Our Woman of the Month Award for March goes to Polly Hoover Taylor, recipient of the first Pioneer Award from the San Mateo, CA Chamber of Commerce. Taylor worked for 50 years with the Coyote Point Museum, now known as CuriOdyssey. Note: Woman of the Month now has its own page in the giraffe.com archives section.
Under pressure from all sides, the Muirfield Golf Club finally garnered the two-thirds majority vote to admit women as members. The final inducement came when it became clear that the Club would otherwise not be allowed to host a British Open. For more than 100 years, women were only welcome as guests and visitors, even as late as 2013. The Muir has been one of the last holdouts for gender discrimination.
In California, Governor Jerry Brown has vetoed a law that would have removed sales tax from the sale of women's feminine products. Called the Tampon Tax, it would have raised taxes on liquor and removed it on women's hygiene sales. State assembly woman Cristina Garcia argued that "liquor is a choice and luxury and human biology is not". Brown claimed that the California budget was "too precariously balanced" for such a law.
You may remember that in 2014 Canadian Federal Court Justice Robin Camp asked a sexual assault victim "Why couldnt' you just keep your knees together?". The Canadian Judicial Council has now ruled that he should be removed, following which the judge handed in his resignation. The Council's ruling said, "the judge's conduct ... was so manifestly and profoundly destructive of the concept of impartiality, integrity and independence of the judicial role that the judge was rendered incapable of executing the judicial office."
A project known as Quipu is offering hope to women in Peru who have been involuntarily sterilized. It is reported that upwards of 300,000 Peruvian women were brutailzed in this way some 18 years ago. Quipu is designed to assist these women via phone to share their experiences and hopefully bring those responsible to justice.
Stanford University has dropped a woman attorney who was part of a small legal group advising women assault victims on campus. Crystal Riggins, the only member of the outside group exclusively representing victims, protested the inadequacy of the Stanford response to sexual abuse complaints. Her description to the New York Times of how the university's panel was engineered to rule against the complainants caused her dismissal.
A 2014 YouTube addressing the Pasadena Final Conference on Aging will brighten your day (and that of men as well). The speaker, Fritz Coleman, NBC News weather caster, casts an unflinching eye on the foibles of the aging body. (Thanks to N.T. for this).
The New York Times treats us to an account of how women are changing the sport of professional hockey. Two women became the first to work as coaches on the N.C.A.A. Division I men's hockey staff. One began skating at age 3; the other's father was general manager of the Calgary Flames.

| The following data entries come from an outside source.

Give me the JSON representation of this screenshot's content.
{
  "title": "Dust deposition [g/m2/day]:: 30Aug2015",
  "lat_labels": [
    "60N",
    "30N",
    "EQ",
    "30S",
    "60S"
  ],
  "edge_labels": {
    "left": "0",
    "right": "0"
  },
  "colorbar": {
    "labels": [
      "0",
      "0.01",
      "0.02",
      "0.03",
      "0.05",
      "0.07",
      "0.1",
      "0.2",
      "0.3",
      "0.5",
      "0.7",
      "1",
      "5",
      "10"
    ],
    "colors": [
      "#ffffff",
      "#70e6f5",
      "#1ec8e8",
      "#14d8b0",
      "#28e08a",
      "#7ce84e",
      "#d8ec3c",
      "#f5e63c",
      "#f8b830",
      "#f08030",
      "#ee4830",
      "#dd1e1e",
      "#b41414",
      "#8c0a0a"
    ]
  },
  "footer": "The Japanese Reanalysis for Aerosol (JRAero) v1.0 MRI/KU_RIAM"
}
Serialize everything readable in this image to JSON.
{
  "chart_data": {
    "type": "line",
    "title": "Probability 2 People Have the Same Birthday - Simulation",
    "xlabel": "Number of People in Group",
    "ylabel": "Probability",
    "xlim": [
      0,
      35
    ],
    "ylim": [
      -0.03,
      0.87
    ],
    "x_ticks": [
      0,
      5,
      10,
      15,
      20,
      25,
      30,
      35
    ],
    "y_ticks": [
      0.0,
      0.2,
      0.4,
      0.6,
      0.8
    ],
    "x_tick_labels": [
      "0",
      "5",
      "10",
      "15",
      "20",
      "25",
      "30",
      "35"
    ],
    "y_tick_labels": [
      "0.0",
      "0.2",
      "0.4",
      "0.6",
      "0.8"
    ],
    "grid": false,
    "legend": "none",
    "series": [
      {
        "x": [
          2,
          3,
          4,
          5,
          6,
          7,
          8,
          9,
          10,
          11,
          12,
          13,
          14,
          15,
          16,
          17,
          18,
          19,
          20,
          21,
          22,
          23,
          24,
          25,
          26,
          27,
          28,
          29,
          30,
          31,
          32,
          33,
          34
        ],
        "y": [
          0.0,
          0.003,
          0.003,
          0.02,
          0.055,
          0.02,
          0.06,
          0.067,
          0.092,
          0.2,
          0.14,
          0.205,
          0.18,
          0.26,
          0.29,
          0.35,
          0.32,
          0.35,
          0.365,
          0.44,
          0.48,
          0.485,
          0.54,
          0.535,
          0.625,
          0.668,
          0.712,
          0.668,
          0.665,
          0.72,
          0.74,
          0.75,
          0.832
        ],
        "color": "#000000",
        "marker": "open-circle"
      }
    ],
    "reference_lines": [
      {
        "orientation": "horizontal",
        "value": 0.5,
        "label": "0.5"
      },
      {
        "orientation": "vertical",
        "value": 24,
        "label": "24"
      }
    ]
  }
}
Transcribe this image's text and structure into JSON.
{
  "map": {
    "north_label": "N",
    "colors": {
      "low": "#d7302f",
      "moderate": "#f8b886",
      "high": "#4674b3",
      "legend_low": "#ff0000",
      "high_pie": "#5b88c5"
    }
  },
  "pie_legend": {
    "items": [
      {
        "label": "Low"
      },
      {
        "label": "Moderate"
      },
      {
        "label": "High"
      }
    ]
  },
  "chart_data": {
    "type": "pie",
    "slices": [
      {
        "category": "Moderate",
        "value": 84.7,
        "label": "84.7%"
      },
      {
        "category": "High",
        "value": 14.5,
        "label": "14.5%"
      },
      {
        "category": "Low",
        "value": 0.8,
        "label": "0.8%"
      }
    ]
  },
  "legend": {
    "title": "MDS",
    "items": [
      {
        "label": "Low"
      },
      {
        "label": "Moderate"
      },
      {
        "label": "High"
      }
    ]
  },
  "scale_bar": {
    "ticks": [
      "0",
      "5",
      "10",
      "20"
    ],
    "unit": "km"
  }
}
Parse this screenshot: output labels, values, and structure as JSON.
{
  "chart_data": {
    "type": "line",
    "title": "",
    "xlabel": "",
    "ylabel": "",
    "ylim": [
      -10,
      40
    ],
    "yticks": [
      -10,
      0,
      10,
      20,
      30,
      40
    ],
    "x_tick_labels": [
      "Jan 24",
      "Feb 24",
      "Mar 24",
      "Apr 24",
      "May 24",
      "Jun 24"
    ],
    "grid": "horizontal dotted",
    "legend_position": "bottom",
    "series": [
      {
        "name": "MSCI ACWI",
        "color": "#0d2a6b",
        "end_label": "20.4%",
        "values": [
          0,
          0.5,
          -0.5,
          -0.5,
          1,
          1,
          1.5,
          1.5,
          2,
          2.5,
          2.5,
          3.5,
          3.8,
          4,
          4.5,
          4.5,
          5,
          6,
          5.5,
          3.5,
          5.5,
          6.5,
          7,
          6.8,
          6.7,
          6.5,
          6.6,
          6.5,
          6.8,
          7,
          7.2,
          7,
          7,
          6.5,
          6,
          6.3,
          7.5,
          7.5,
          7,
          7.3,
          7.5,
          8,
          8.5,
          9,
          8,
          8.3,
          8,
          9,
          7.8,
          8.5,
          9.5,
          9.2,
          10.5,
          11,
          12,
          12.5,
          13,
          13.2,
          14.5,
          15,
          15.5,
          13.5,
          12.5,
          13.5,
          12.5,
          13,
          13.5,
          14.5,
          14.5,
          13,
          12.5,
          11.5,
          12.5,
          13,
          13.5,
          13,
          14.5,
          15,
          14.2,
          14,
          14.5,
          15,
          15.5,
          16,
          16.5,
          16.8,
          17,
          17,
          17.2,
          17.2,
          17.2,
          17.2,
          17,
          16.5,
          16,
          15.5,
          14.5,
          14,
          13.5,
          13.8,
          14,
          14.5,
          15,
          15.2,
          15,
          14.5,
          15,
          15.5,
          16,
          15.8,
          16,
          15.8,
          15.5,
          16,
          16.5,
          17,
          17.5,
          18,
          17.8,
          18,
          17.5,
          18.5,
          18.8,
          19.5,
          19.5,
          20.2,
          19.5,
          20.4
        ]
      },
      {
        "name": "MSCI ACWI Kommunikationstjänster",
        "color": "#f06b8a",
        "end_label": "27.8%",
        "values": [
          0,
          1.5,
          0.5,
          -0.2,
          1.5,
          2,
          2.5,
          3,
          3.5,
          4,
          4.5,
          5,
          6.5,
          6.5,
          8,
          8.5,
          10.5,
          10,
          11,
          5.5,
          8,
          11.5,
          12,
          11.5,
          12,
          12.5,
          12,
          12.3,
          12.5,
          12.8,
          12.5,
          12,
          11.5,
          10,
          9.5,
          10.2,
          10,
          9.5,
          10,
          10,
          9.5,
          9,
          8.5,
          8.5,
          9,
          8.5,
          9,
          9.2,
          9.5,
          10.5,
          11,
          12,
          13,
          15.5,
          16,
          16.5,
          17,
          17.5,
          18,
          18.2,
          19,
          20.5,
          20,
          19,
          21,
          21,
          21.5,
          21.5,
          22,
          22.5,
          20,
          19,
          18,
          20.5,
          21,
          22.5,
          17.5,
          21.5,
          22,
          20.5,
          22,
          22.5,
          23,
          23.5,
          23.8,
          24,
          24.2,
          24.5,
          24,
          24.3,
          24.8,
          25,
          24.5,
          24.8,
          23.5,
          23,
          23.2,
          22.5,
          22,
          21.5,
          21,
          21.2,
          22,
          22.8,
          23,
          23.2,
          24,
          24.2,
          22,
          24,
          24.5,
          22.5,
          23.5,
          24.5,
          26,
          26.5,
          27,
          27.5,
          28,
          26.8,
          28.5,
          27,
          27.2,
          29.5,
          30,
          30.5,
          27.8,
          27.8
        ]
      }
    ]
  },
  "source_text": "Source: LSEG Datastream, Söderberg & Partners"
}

An article in Market Watch claims to have found the secret of how to slow down aging. Two professional women, Elizabeth Blackburn, a professional biologist, and Elissa Epel, a health psychologist, have together published a book called "The Telomere Effect: A Revolutionary Approach to Living Younger, Healthier, Longer". Both women hold PhD degrees and teach at the University of California San Francisco. In 2009, Blackburn was one of three scientists sharing a Nobel Peace Prize for their research on how Telomeres protect chromosomes.
The San Francisco Chronicle informs us that there is not a single country in the entire world where women earn more than men. Using a chart from Bank of America Merrill Lynch, the article states that even in New Zealand, which has the smallest pay gap, women earned 5% less in 2015 than men. The United States was one country away from the bottom ten.
Abigail Grey Swartz sent one of her paintings, unsolicited, to the New Yorker and it ended up on their cover. The woman in the painting is black, and she wears a pink "pussy hat", symbol of the Women's March recently held in Washington, D.C. and other locales as well. Swartz updated a poster of Rosie the Riverter, the icon of working women during WW II.
Rap music and lyrics are being used to embolden women in Cambodia, a country known for its demand that women be silent and unacknowledged. The music combines traditional Khmer music with typical Hip Hop, a stark departure from the syrupy love songs generally heard.
Take a good look at our Big Beautiful Woman sculpture, the denial of everything Barbie, celebrating the ample hills and valleys that most of us share. Then watch/chuckle at this gem, provided for us by You Tube.
The Washington Post treats us to the story of Maggie Lena Walker, the first black woman to own a bank in the U.S. Walker also started a department store and a newspaper and managed a national insurance program. Papers discovered in the attic of an abandoned building in Richmond, Virginia, have brought her accomplishments to light and helped to form a bond among the volunteers who spent 8 years combing through the material.